MACON – Mercer University School of Medicine second-year Master of Family Therapy (MFT) student Emma Patterson was recently accepted to the Minority Fellowship Program (MFP-Y) offered by the American Association for Marriage and Family Therapy (AAMFT) and the Substance Abuse and Mental Health Services Administration (SAMHSA).

In 2007, the MFP for doctoral-level students was created at the AAMFT Research and Education Foundation, whose mission is to fund systemic and relational research, scholarship and education in an effort to support and enhance the practice of systemic and relational therapies; advance the healthcare continuum; and improve client outcomes. SAMHSA began to fund the program in 2008.

In 2014, under former President Barack Obama’s Now Is The Time Initiative, SAMHSA expanded the Minority Fellowship Program to include the MFP-Youth for master’s-level students.

The MFP-Y program aims to increase the number of culturally competent master’s-level trained behavioral health professionals available to serve children, adolescents and youth transitioning into adulthood ages 16-25.

Fellows receive a stipend and supplemental training focusing on issues of substance abuse and prevention as well as providing mental health services to minority youth populations in a culturally competent manner with an evidence-based practice approach.

Patterson earned her undergraduate degree from Mercer’s Tift College of Education, majoring in early childhood education.

She has worked with numerous children and families experiencing autism spectrum disorder through the Marcus Autism Center, schools and a local church. Currently, she is completing a yearlong internship in family therapy at the Autism and Developmental Center at Navicent Health.

“Emma grew up in a rural town in Oklahoma and also worked in several disadvantaged schools in Georgia. As a result, she noticed an immense gap of services for children and families on the autism spectrum within minority populations. Her goal is to target these specific populations to reduce disparities in assessment and diagnosis and improve access to quality treatment, particularly for rural and underserved communities in Middle Georgia,” said Dr. Andrea S. Meyer Stinson, associate professor of psychiatry and behavioral sciences and associate program director of Mercer’s MFT program in Macon. “Emma is an exceptional student, and we are proud that she is representing our program and the mission of the medical school by earning this prestigious award.”

About Mercer University School of Medicine (Macon, Savannah and Columbus)

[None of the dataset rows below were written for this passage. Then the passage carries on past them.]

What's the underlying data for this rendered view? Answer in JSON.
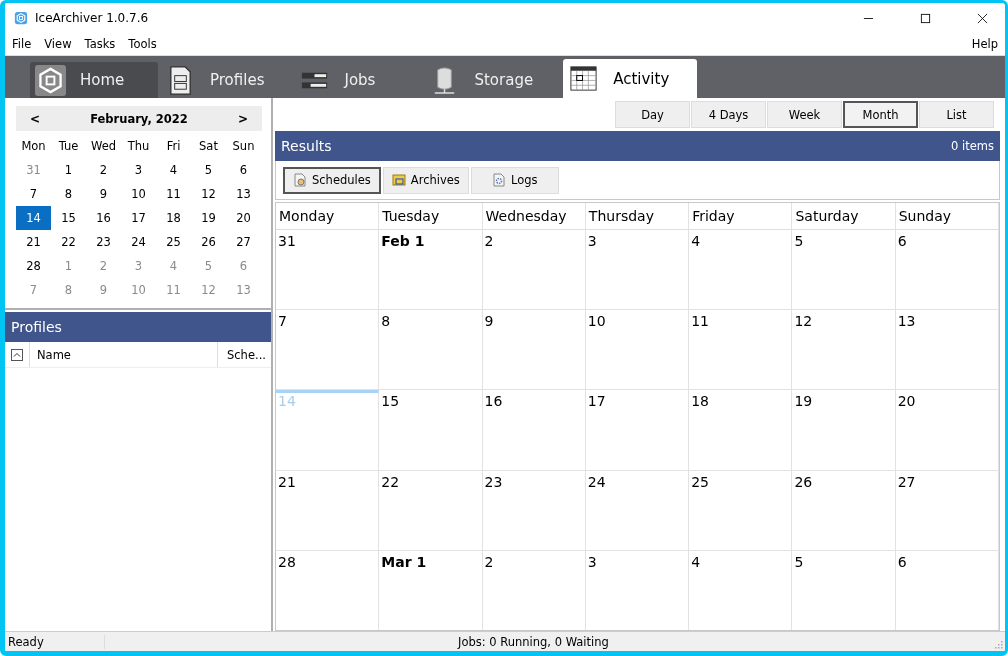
{
  "window": {
    "title": "IceArchiver 1.0.7.6"
  },
  "menu": [
    "File",
    "View",
    "Tasks",
    "Tools"
  ],
  "menu_right": "Help",
  "tabs": [
    {
      "label": "Home",
      "kind": "home",
      "selected": false,
      "hovered": true
    },
    {
      "label": "Profiles",
      "kind": "profiles",
      "selected": false,
      "hovered": false
    },
    {
      "label": "Jobs",
      "kind": "jobs",
      "selected": false,
      "hovered": false
    },
    {
      "label": "Storage",
      "kind": "storage",
      "selected": false,
      "hovered": false
    },
    {
      "label": "Activity",
      "kind": "activity",
      "selected": true,
      "hovered": false
    }
  ],
  "mini_calendar": {
    "prev": "<",
    "next": ">",
    "title": "February, 2022",
    "weekdays": [
      "Mon",
      "Tue",
      "Wed",
      "Thu",
      "Fri",
      "Sat",
      "Sun"
    ],
    "weeks": [
      [
        {
          "day": "31",
          "muted": true,
          "selected": false
        },
        {
          "day": "1",
          "muted": false,
          "selected": false
        },
        {
          "day": "2",
          "muted": false,
          "selected": false
        },
        {
          "day": "3",
          "muted": false,
          "selected": false
        },
        {
          "day": "4",
          "muted": false,
          "selected": false
        },
        {
          "day": "5",
          "muted": false,
          "selected": false
        },
        {
          "day": "6",
          "muted": false,
          "selected": false
        }
      ],
      [
        {
          "day": "7",
          "muted": false,
          "selected": false
        },
        {
          "day": "8",
          "muted": false,
          "selected": false
        },
        {
          "day": "9",
          "muted": false,
          "selected": false
        },
        {
          "day": "10",
          "muted": false,
          "selected": false
        },
        {
          "day": "11",
          "muted": false,
          "selected": false
        },
        {
          "day": "12",
          "muted": false,
          "selected": false
        },
        {
          "day": "13",
          "muted": false,
          "selected": false
        }
      ],
      [
        {
          "day": "14",
          "muted": false,
          "selected": true
        },
        {
          "day": "15",
          "muted": false,
          "selected": false
        },
        {
          "day": "16",
          "muted": false,
          "selected": false
        },
        {
          "day": "17",
          "muted": false,
          "selected": false
        },
        {
          "day": "18",
          "muted": false,
          "selected": false
        },
        {
          "day": "19",
          "muted": false,
          "selected": false
        },
        {
          "day": "20",
          "muted": false,
          "selected": false
        }
      ],
      [
        {
          "day": "21",
          "muted": false,
          "selected": false
        },
        {
          "day": "22",
          "muted": false,
          "selected": false
        },
        {
          "day": "23",
          "muted": false,
          "selected": false
        },
        {
          "day": "24",
          "muted": false,
          "selected": false
        },
        {
          "day": "25",
          "muted": false,
          "selected": false
        },
        {
          "day": "26",
          "muted": false,
          "selected": false
        },
        {
          "day": "27",
          "muted": false,
          "selected": false
        }
      ],
      [
        {
          "day": "28",
          "muted": false,
          "selected": false
        },
        {
          "day": "1",
          "muted": true,
          "selected": false
        },
        {
          "day": "2",
          "muted": true,
          "selected": false
        },
        {
          "day": "3",
          "muted": true,
          "selected": false
        },
        {
          "day": "4",
          "muted": true,
          "selected": false
        },
        {
          "day": "5",
          "muted": true,
          "selected": false
        },
        {
          "day": "6",
          "muted": true,
          "selected": false
        }
      ],
      [
        {
          "day": "7",
          "muted": true,
          "selected": false
        },
        {
          "day": "8",
          "muted": true,
          "selected": false
        },
        {
          "day": "9",
          "muted": true,
          "selected": false
        },
        {
          "day": "10",
          "muted": true,
          "selected": false
        },
        {
          "day": "11",
          "muted": true,
          "selected": false
        },
        {
          "day": "12",
          "muted": true,
          "selected": false
        },
        {
          "day": "13",
          "muted": true,
          "selected": false
        }
      ]
    ]
  },
  "profiles": {
    "title": "Profiles",
    "columns": [
      "Name",
      "Sche..."
    ]
  },
  "view_buttons": [
    {
      "label": "Day",
      "selected": false
    },
    {
      "label": "4 Days",
      "selected": false
    },
    {
      "label": "Week",
      "selected": false
    },
    {
      "label": "Month",
      "selected": true
    },
    {
      "label": "List",
      "selected": false
    }
  ],
  "results": {
    "title": "Results",
    "count": "0 items",
    "tabs": [
      {
        "label": "Schedules",
        "kind": "schedules",
        "selected": true
      },
      {
        "label": "Archives",
        "kind": "archives",
        "selected": false
      },
      {
        "label": "Logs",
        "kind": "logs",
        "selected": false
      }
    ]
  },
  "month": {
    "weekdays": [
      "Monday",
      "Tuesday",
      "Wednesday",
      "Thursday",
      "Friday",
      "Saturday",
      "Sunday"
    ],
    "weeks": [
      [
        {
          "day": "31",
          "kind": "normal"
        },
        {
          "day": "Feb 1",
          "kind": "month-start"
        },
        {
          "day": "2",
          "kind": "normal"
        },
        {
          "day": "3",
          "kind": "normal"
        },
        {
          "day": "4",
          "kind": "normal"
        },
        {
          "day": "5",
          "kind": "normal"
        },
        {
          "day": "6",
          "kind": "normal"
        }
      ],
      [
        {
          "day": "7",
          "kind": "normal"
        },
        {
          "day": "8",
          "kind": "normal"
        },
        {
          "day": "9",
          "kind": "normal"
        },
        {
          "day": "10",
          "kind": "normal"
        },
        {
          "day": "11",
          "kind": "normal"
        },
        {
          "day": "12",
          "kind": "normal"
        },
        {
          "day": "13",
          "kind": "normal"
        }
      ],
      [
        {
          "day": "14",
          "kind": "today"
        },
        {
          "day": "15",
          "kind": "normal"
        },
        {
          "day": "16",
          "kind": "normal"
        },
        {
          "day": "17",
          "kind": "normal"
        },
        {
          "day": "18",
          "kind": "normal"
        },
        {
          "day": "19",
          "kind": "normal"
        },
        {
          "day": "20",
          "kind": "normal"
        }
      ],
      [
        {
          "day": "21",
          "kind": "normal"
        },
        {
          "day": "22",
          "kind": "normal"
        },
        {
          "day": "23",
          "kind": "normal"
        },
        {
          "day": "24",
          "kind": "normal"
        },
        {
          "day": "25",
          "kind": "normal"
        },
        {
          "day": "26",
          "kind": "normal"
        },
        {
          "day": "27",
          "kind": "normal"
        }
      ],
      [
        {
          "day": "28",
          "kind": "normal"
        },
        {
          "day": "Mar 1",
          "kind": "month-start"
        },
        {
          "day": "2",
          "kind": "normal"
        },
        {
          "day": "3",
          "kind": "normal"
        },
        {
          "day": "4",
          "kind": "normal"
        },
        {
          "day": "5",
          "kind": "normal"
        },
        {
          "day": "6",
          "kind": "normal"
        }
      ]
    ]
  },
  "status_bar": {
    "left": "Ready",
    "center": "Jobs: 0 Running, 0 Waiting"
  }
}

Mercer University’s School of Medicine was established in 1982 to educate physicians and health professionals to meet the primary care and health care needs of rural and medically underserved areas of Georgia. Today, more than 60 percent of graduates currently practice in the state of Georgia, and of those, more than 80 percent are practicing in rural or medically underserved areas of Georgia. Mercer medical students benefit from a problem-based medical education program that provides early patient care experiences. Such an academic environment fosters the early development of clinical problem-solving and instills in each student an awareness of the place of the basic medical sciences in medical practice. The School opened a full four-year campus in Savannah in 2008 at Memorial University Medical Center. In 2012, the School began offering clinical education for third- and fourth-year medical students in Columbus. Following their second year, students participate in core clinical clerkships at the School’s primary teaching hospitals: Medical Center, Navicent Health in Macon; Memorial University Medical Center in Savannah; and The Medical Center and St. Francis Hospital in Columbus. The School also offers master’s degrees in family therapy, preclinical sciences and biomedical sciences.